Kehitaman itu rupanya punya nama. Seram juga. “Menurut Botok, entah itu suara apa, bunyinya halus,” kata si penyiar, Nayah, lagi.
Gambar kembali menampilkan Botok. Lelaki itu tampak kurus kurang makan dan bermata sayu mungkin kurang tidur. Yang berkomentar, “Seperti lagu yang dinyanyikan ulang dengan lirik terbalik, mulai dari belakang.”
Di studio, pengarah acara memindahkan sudut pandang. Kamera bergerak leluasa di sekujur wajah Nayah.
“Cerita menyeramkan itu tak mengurungkan niat Botok dan kawan-kawan merekam lagunya. Meski mereka berlima ketakutan, tapi singel Moksa akhirnya rampung juga. Kini, lagu itu terpajang di situs pertemanan Ahiikoko.”
Siaran berakhir.
Aku mencari tali gantungan.
«««
KUKAITKAN tali itu hingga menjuntai tergantung ke palang kayu. Setelah itu kutaruh kursi di bawahnya. Sementara di ambang jendela kamarku, muncul bayangan segitiga puncak gunung yang berwarna amat kelabu. Kelabunya hatiku, lalu berubah hitam. Beban ini sungguh berat!
“Aku mengenalmu sebagai seniman. Mana karyamu? Jangan mencuri ide orang lain! Apa kau sudah gila, melanggar etika?!” suara Mas Budi terngiang di ubun-ubun. Kurator galeri itu marah-marah lantaran ulah jahilku. Aku mencuri ide lukisan Leonardo da Vinci. Kulukis senyum misterius seorang wanita.
Padahal aku membayangkan Nayah. Tapi yang tampil di kanvasku, malah sosok Monalisa.
Aku mengangkat kursi. Menggenjot tubuhku ke atasnya, lalu berdiri di sana. Kuambil tali terjuntai. Menyimpulnya seperti lasso. Kukalungi tali itu ke leher. Tali terikat membekap leherku, kuat-kuat. Mataku terpejam. Diayun bayang terakhir Nayah yang bermain di pelupuknya.
Tombol handphone kupencet. Nomor telepon Nayah tersambung. Kami berbincang saling menanyakan kabar. Sudah lama nian sejak malam Jumat itu dulu. Sebelum dia jadi bintang televisi…
Gadis itu menyimpan taman di hatinya di mana ingin ditabur bunga. Tapi matahari tak bersinar, kembangku layu sebelum berbunga. Berkerumun bintang-bintang di atas kepala.
Nayah begitu manis. Hidupku terlalu pahit…

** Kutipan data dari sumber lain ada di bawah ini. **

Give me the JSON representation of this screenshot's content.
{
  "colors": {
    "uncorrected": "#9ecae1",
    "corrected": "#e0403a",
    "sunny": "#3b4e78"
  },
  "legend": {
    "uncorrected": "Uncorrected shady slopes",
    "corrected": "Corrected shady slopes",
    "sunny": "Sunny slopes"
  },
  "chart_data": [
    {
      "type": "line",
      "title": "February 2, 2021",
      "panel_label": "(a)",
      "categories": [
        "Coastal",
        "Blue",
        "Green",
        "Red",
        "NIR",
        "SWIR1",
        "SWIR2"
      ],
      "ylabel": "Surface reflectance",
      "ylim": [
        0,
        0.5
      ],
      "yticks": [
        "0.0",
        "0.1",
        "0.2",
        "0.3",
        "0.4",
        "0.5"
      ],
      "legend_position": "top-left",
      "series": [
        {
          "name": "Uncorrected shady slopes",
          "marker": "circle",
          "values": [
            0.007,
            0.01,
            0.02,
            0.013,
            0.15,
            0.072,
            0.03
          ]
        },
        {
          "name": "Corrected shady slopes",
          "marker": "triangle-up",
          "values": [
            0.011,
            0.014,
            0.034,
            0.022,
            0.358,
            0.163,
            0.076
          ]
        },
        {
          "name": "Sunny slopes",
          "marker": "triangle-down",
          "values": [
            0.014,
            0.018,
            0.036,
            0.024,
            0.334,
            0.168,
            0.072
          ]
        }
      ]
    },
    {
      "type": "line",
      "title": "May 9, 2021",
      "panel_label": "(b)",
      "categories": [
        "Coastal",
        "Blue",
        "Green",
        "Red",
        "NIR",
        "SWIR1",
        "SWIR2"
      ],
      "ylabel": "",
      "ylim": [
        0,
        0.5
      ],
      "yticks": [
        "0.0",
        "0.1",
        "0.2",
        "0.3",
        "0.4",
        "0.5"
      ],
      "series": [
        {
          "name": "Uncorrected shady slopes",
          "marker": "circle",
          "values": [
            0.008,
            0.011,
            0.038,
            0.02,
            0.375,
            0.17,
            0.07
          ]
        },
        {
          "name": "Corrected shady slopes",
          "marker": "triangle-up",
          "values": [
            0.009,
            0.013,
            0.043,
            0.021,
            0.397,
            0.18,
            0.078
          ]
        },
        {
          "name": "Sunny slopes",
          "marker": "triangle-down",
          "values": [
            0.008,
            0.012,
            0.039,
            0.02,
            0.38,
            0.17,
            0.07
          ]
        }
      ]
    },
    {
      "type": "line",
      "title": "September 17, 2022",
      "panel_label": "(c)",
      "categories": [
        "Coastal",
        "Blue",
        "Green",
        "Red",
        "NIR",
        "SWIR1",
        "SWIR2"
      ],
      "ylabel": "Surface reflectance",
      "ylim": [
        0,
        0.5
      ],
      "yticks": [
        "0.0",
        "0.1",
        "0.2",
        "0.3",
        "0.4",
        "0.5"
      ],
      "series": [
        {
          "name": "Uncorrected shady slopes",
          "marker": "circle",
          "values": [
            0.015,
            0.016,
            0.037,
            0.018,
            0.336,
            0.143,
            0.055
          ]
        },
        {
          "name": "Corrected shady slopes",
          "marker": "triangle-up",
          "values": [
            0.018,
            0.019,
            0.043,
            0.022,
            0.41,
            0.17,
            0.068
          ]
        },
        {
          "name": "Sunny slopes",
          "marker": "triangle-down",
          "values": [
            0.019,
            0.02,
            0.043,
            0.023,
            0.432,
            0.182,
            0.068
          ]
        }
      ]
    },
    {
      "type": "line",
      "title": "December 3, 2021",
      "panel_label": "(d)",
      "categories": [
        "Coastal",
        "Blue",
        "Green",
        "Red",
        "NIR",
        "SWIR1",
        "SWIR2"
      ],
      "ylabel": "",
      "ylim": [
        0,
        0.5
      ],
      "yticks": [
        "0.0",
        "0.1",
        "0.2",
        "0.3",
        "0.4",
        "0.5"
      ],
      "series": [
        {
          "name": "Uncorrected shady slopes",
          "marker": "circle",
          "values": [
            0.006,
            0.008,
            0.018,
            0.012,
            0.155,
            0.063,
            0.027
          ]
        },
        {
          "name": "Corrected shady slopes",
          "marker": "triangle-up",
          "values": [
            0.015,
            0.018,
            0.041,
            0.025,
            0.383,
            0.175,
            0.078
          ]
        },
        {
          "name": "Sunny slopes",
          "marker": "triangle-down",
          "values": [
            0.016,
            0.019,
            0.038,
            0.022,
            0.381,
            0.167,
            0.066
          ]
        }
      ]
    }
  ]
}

Ia sudah kuhubungi. Si cantik berjanji datang ke rumahku membawa kamera. Sambil tak lupa bertanya, “Berita heboh apa sih?” “Ini kejutan. Bukan surprise lagi kalau sekarang aku ngomong. Kamu mau datang, ‘kan?”
“Ya, pasti! Oh, liputan pertamaku. Selalu nikmat jadi yang pertama,” bibir renyahnya menutup telepon.
Tak terbayangkan nanti jika sorot kameranya mencapai tubuhku. Kuharap dia tidak terkejut. Aku mulai bernyanyi. Tapi lirik lagunya terbalik. Nyanyiku mendesir sampai jauh. Seandainya dia tahu, bibirku inilah yang mengiringi vokal penyanyi. Melantunkan lirik terbalik itu. Entah apa jadinya…
Sudah kutulis puisi untuk Nayah. Kertasnya kutaruh di atas meja. Tulisan terakhirku mungkin.
aku ingin jadi satelit
seperti bulan kepada bumi,
hanya untukmu, Nayah
KURSI kutendang. Rohku segera tercekat seolah mencelat terbang.
Jiwaku langsung terkatung bergantung seperti melayang di awang-awang. Kesadaran terasa menjauh. Jauh tinggi, ke tempat tak kasat mata itu berada.
Sekarang ada sebuah lubang hitam. Ragaku memasukinya. Di antara langit dan bumi, aku jadi bintang. Bintang terbelah, langit pun pecah. Tak bisa keluar lagi sebab tak mungkin.